The value of a for which the function $f(x)=(4 a-3)(x+\log 5)+2(a-7) \quad \cot \frac{x}{2} \sin ^2 \frac{x}{2}$ does not possess critical points, is

(a) $(-\infty,-4 / 3)$
(b) $(-\infty,-1)$
(c) $[1, \infty)$
(d) $(2, \infty)$

(a) and (d)

We have,

$f(x) =(4 a-3)(x+\log 5)+2(a-7) \cot \frac{x}{2} \sin ^2 \frac{x}{2}$

$\Rightarrow f(x)=(4 a-3)(x+\log 5)+(a-7) \sin x$

∴  $f'(x) =(4 a-3)+(a-7) \cos x$

If f(x) does not have critical points, then f'(x) = 0 does not have any solution in R.

Now,

f'(x) = 0

$\Rightarrow \cos x =\frac{4 a-3}{7-a}$

$\Rightarrow\left|\frac{4 a-3}{7-a}\right| \leq 1$                [∵ |cos x| ≤ 1]

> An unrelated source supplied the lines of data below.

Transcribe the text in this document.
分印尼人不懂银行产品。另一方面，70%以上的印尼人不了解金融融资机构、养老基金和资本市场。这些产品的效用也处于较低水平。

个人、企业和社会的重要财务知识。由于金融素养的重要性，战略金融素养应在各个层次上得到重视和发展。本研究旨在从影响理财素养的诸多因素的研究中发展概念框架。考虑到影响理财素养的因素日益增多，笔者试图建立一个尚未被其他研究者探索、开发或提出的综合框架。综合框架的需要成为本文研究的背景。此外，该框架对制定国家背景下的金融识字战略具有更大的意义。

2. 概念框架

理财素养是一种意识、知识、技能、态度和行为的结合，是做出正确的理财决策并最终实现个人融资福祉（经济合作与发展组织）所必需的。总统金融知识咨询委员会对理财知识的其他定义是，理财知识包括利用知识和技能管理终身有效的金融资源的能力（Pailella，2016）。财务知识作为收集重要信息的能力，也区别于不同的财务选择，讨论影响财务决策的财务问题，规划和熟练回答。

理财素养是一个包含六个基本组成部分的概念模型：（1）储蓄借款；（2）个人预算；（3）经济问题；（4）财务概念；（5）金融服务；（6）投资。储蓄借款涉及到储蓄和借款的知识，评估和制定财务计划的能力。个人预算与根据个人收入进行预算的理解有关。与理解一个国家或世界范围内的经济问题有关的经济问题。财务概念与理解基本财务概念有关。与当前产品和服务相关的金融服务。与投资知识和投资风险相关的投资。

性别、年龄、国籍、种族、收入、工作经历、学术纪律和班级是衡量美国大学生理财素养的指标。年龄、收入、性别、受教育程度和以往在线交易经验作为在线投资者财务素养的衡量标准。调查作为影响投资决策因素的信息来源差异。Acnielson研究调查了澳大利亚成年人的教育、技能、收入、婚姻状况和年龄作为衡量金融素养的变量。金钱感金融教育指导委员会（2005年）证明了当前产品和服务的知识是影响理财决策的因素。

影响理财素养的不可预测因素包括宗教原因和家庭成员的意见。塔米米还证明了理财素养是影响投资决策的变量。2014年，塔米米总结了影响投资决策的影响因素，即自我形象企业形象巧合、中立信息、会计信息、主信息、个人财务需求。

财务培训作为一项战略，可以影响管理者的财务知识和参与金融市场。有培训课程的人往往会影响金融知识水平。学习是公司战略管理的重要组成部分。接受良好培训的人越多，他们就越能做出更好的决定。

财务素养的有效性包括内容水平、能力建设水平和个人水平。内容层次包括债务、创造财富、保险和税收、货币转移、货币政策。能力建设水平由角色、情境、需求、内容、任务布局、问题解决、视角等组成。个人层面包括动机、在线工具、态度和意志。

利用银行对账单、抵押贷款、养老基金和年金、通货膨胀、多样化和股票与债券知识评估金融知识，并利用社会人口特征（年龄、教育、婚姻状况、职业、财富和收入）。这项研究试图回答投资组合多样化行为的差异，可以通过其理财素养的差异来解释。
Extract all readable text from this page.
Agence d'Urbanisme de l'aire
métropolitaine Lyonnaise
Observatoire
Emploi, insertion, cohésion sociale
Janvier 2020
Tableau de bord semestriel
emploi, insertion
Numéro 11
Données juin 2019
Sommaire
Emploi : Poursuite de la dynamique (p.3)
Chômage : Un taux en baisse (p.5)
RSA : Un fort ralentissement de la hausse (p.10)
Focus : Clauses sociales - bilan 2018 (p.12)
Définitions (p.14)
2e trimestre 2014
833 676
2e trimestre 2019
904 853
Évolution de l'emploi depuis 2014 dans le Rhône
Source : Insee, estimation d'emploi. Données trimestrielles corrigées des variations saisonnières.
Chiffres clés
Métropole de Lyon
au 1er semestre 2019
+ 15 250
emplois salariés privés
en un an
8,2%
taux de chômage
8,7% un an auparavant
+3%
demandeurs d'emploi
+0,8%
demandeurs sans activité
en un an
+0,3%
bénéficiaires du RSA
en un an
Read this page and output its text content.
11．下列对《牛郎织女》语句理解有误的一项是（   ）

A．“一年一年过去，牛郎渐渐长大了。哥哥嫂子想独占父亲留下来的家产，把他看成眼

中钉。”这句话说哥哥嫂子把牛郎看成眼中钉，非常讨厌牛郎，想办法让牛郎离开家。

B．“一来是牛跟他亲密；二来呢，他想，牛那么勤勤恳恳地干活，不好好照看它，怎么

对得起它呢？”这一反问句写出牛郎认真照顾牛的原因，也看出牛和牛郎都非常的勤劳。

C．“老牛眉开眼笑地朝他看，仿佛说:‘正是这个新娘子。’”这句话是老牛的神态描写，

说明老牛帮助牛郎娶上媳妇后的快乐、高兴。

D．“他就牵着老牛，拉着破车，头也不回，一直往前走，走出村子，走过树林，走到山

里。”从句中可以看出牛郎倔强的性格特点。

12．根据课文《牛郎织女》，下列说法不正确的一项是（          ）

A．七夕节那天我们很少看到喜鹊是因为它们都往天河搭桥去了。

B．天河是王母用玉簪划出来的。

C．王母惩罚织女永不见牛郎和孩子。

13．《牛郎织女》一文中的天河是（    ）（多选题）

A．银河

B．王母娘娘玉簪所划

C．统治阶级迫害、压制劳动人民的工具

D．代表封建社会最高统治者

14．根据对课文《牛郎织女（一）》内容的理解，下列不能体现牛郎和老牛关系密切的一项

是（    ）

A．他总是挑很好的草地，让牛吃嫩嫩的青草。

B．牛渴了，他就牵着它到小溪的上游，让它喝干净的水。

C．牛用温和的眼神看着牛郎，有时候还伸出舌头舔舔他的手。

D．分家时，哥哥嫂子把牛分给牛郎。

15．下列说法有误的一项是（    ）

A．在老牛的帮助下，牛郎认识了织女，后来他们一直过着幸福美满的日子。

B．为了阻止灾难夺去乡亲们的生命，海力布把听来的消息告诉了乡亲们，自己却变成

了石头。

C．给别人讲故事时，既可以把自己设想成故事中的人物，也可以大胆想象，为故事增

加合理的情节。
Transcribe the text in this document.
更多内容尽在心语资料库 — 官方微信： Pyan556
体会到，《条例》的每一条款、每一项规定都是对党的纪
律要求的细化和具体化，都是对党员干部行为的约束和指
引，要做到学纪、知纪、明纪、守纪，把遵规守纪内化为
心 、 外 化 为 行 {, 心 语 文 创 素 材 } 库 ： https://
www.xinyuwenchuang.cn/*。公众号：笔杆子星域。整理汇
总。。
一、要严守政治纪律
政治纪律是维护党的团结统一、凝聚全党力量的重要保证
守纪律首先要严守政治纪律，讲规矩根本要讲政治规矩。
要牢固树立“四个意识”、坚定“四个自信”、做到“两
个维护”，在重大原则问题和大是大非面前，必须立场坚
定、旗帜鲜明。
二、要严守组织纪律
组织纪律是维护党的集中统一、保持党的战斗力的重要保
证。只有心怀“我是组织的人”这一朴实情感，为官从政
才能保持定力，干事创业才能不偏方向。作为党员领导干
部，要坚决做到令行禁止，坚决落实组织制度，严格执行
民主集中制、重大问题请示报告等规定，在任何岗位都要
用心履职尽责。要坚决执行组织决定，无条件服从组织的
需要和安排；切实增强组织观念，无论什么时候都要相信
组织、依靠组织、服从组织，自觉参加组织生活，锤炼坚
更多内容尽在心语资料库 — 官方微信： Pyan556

$\Rightarrow -1 \leq \frac{4 a-3}{7-a} \leq 1$

$\Rightarrow a-7 \leq 4 a-3 \leq 7-a \Rightarrow a \geq-4 / 3$ or $a \leq 2$

Thus, f'(x) = 0 has solutions in R if $a \geq-4 / 3$ or $a \leq 2$.

So, f'(x) = 0 is not solvable in R if $a<-4 / 3$ or $a>2$ $a \in(-\infty-4 / 3) \cup(2, \infty)$